Salmonistic:- Going against the perceived normal or logical behaviour, the urge to walk against the crowd. A view/opinion/schema that goes against the flow of general topical judgement.

Sensaltus:- To see without looking and or to hear without listening. The abiltity to watch things out of the corner of your eye, or listen to things without anyone realising.

Seudopathic:- irritatingly smooth. When one person causes emotional discomfort or irritation in another by being over nice. Examples of use:- I think Gary is a seudeopathical sexual deviant who exposes himself to blind giraffes for kicks. The way you express yourself in public I have often found a little seudopathic. Generally used in the derogatory form.

Shoove:- To move something that results in the smoothing of an irritable wife's rage. Example of use:- Don't worry dear, I'll smoove it once I finish this fag.

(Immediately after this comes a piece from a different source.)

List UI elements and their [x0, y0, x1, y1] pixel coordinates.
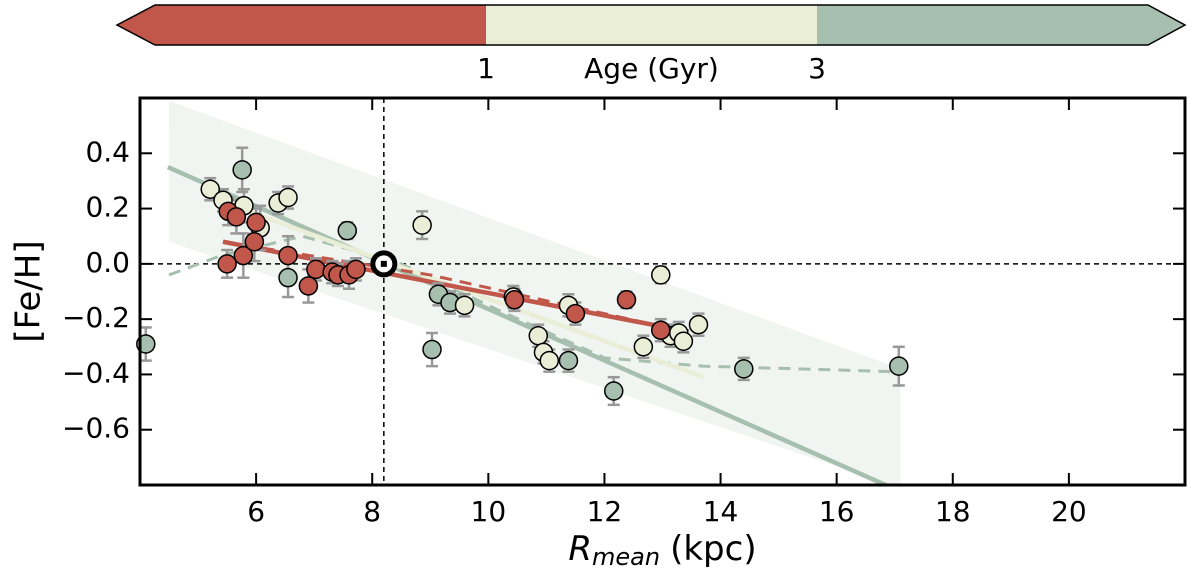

Sponganglion:- Used to describe the stray spittle that can escape your mouth at the most inopportune of times. Sponganglion is usually the result of over excitement in a social environment, and in order to qualify as sponganglion the spittle escape must occur in the presence of others (sponganglion has to be shared). Any spittle that actually lands on another's face is known as prima sponganglion, An instance which involves spraying another person with a bevarage that was formerly in your mouth is called supra sponganglion. Sponganglion can also be used in a derogatory sense, to describe someone who has trouble fitting in with a team. However if a team actively conspire to alienate a member of their team (and thus create a sponganglion) - this is known as spongangliantion, and the team are sponganglionists.

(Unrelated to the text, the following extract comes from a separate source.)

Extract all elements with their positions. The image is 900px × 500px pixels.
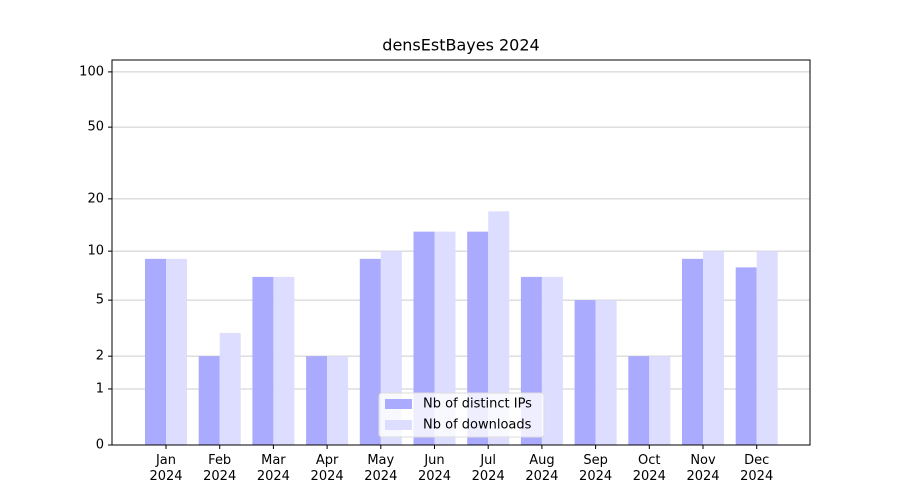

Teutofrenic:- A person that is devoid of any ability to interract socially with other people, an atmosphere vacuum. Being in close proximity to a teutofrenic can make you lose the will to live. Very often abbreviated to Teut.

Thare:- Used to describe "over there", in particular when the object someone is seeking is in plain view.

Thaye:- An all powerful group of people that exist only to the stupid. They are evident in the speech of the stupid relating to causing agents :

  • "Can you believe thaye killed off my favorite character?"
  • "Thaye're raising the taxes of cigarettes again."

Threpstall:- A hole or other similar safety device incorporated into a pen lid. In 1987 the disposable pen industry sent out a tender for a way to prevent children and childish adults from choking on pen lids. There were many responses, including Van Burgens blades of death and Coolister's rather radical approach of replacing the lids with small poisonous tree frogs - which although prevented choking, had other serious side effects. The idea that won in the end though was Daniel Threpstall's simple one of drilling a small hole in the top of the lid, in his honour all pen related safety features are now called Threpstalls. Threpstall himself was suitably rewarded for his invention and has since ploughed his not inconsiderable fortune into the search for the albino space mouse.

Thunk:- To think heavily while repeatedly slapping yourself about the head. Example of use: I am sure I can go to that party but why does that date seem familiar?
Often the case will be that you have agreed to go to a party and forgotten a good friend's/wife's/family members birthday

Tomistication:- One who takes pleasure in making others redundant in a servile or obsequious manner. Examples of use: That S.O.B really gets his rocks of when he tomisticates a department.

Tored:- To experience a level of boredom so extreme that your brain quite literally shuts down. Often experienced when doing clerical temp work.

Tuttologo:- To know all. A person who knows, or believes they know everything. Commonly refered to as a know it all. Examples of use: Tim's tuttologic attitude really twists my nipples.

Verbalicity (Verbal~issitee):- To talk nonsense, particularly as a result of the mind meandering during the hours of work, commonly called 'Verbal diarrhoea'

Weakerton:- cast from the word singleton, a weakerton is a person or a social sector which is weaker than their counterpart.

Wollump:- A catch all word that can have any meaning. This addition to the Lexical Outlaws armoury can allow you to get out of any tricky linguistic spot. Wollump can even be substituted for a word you actually know in order to outwit your audience. It is the ace trump card of the English language.